At the first glance, it appears that the Martingale System, which can be used in many forms of games of chance such as the baccarat, roulette and craps, has no weakness. A player who employs this betting strategy divides the capital into standard units of bet before starting to play. Take for example a player whose one unit of bet equals a dollar, which is gambled for the first round of betting. Upon losing, the player using the Martingale doubles the original bet to $2. If the player still loses, the bet in the previous round is again doubled to $4, or four times as much as the original bet. Notice that the units of bet increase using this sequence: 1, 2, 4, 8, 16, 32, 64 and so forth.

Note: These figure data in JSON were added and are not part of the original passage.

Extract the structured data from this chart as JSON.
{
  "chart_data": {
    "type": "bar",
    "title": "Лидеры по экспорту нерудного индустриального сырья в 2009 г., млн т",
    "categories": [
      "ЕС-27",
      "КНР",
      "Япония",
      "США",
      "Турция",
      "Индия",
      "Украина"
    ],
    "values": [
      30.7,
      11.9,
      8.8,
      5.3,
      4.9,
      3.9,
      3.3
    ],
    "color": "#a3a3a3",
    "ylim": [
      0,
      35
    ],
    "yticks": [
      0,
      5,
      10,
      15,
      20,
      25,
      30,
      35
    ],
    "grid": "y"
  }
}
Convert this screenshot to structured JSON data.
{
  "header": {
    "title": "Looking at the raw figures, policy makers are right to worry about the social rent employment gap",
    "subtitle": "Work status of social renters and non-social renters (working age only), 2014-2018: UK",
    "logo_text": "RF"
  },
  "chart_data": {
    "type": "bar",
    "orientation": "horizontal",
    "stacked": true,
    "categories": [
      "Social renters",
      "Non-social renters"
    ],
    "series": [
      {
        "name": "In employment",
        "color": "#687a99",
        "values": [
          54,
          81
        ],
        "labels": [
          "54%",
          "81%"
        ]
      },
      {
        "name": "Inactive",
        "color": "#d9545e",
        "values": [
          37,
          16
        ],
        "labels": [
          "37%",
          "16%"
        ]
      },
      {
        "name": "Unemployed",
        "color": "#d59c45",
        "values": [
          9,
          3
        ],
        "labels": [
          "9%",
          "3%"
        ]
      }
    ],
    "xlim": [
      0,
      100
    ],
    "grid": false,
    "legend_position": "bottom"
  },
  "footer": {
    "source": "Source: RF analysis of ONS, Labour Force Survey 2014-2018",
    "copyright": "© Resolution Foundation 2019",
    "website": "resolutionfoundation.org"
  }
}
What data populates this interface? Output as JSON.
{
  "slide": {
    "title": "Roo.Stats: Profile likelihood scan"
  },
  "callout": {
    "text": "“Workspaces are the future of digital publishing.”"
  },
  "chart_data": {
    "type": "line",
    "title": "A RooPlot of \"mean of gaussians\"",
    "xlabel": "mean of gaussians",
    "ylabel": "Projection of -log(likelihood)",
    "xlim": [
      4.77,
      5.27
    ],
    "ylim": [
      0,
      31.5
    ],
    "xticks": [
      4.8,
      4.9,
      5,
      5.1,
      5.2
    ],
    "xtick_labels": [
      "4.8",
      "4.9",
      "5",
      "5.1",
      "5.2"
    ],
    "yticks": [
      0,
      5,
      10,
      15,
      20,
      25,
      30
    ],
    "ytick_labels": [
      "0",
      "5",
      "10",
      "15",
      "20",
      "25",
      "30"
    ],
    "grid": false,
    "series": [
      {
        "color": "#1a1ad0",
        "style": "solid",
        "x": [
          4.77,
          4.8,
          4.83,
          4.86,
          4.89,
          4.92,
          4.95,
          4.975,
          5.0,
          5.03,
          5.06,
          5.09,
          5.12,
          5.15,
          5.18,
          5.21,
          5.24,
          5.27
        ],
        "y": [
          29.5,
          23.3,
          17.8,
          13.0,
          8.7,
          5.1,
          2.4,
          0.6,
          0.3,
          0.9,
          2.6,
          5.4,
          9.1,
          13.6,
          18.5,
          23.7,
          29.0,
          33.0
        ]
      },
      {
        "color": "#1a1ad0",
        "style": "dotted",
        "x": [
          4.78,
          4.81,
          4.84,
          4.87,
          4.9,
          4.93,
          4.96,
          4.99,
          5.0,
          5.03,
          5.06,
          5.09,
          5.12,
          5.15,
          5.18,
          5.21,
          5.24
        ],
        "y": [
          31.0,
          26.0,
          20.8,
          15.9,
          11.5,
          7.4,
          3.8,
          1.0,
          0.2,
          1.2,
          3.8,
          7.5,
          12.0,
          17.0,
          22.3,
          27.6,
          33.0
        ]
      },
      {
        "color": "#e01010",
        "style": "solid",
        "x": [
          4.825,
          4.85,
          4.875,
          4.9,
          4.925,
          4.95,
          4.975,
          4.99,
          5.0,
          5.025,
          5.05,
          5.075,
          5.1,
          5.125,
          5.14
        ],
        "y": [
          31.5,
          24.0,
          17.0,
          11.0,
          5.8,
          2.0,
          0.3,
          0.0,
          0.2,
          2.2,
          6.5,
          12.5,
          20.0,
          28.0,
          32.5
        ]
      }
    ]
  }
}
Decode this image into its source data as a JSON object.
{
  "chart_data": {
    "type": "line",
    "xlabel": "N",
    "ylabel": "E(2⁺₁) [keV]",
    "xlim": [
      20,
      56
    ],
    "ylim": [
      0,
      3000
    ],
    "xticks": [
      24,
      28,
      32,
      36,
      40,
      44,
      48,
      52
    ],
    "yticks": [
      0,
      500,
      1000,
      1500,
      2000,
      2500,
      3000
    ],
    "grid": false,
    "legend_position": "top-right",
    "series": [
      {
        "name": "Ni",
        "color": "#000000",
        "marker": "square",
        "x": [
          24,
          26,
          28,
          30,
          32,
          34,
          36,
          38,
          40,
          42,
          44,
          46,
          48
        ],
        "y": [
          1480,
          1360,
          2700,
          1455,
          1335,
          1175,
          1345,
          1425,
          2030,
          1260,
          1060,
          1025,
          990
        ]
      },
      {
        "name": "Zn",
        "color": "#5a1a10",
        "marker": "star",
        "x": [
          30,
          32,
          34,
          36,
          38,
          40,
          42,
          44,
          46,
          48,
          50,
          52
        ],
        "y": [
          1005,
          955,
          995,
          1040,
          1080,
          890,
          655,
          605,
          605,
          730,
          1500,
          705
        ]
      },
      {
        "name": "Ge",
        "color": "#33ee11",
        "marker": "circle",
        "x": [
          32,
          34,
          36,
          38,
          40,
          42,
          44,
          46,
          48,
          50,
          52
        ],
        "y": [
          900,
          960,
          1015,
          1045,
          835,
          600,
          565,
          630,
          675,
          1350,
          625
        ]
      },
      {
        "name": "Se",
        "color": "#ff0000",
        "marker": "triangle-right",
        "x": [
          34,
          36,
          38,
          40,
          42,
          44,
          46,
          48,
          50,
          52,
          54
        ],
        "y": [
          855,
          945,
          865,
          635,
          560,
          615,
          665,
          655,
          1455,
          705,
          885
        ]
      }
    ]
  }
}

Imagine that this player who initially bets a dollar encounters a losing streak, and wins only in the seventh round. The $64 that was won was a unit of bet higher than all the bets combined from the first until sixth rounds ($63), enabling the player to win back all the capital that was lost during play - thanks to the Martingale System. As proof of the system's invincibility, this happens no matter how many rounds players who use the Martingale lose. It takes just one win for them to recoup the money lost in all the past rounds for that game PLUS a gain equivalent to the original bet that was placed in the first round.
Of course, there are gamblers who bet more than a dollar in casinos. There are players who bring thousands, even millions, with them as capital for one gambling session so they are more likely to have bigger units of bet. This is where the maximum betting limit weakens the Martingale.
Imagine a gambling table with $100,000 as its maximum betting limit. A player using the Martingale who bets $1,000 for the first round is pressured to win before the eighth round. By the seventh round, the player's bet would have grown to $64,000. If this amount is doubled for the eighth round, it would be $128,000 - which exceeds the $100,000 maximum betting limit for that gambling table. The player will no longer have the chance to win back all the capital that was lost in the seven losing rounds, which is disastrous because the capital gambled has already ballooned exponentially.
Maximum betting limits bring about the weakness of the Martingale System. Players should carefully consider a gambling table's betting limits before deciding to use the Martingale.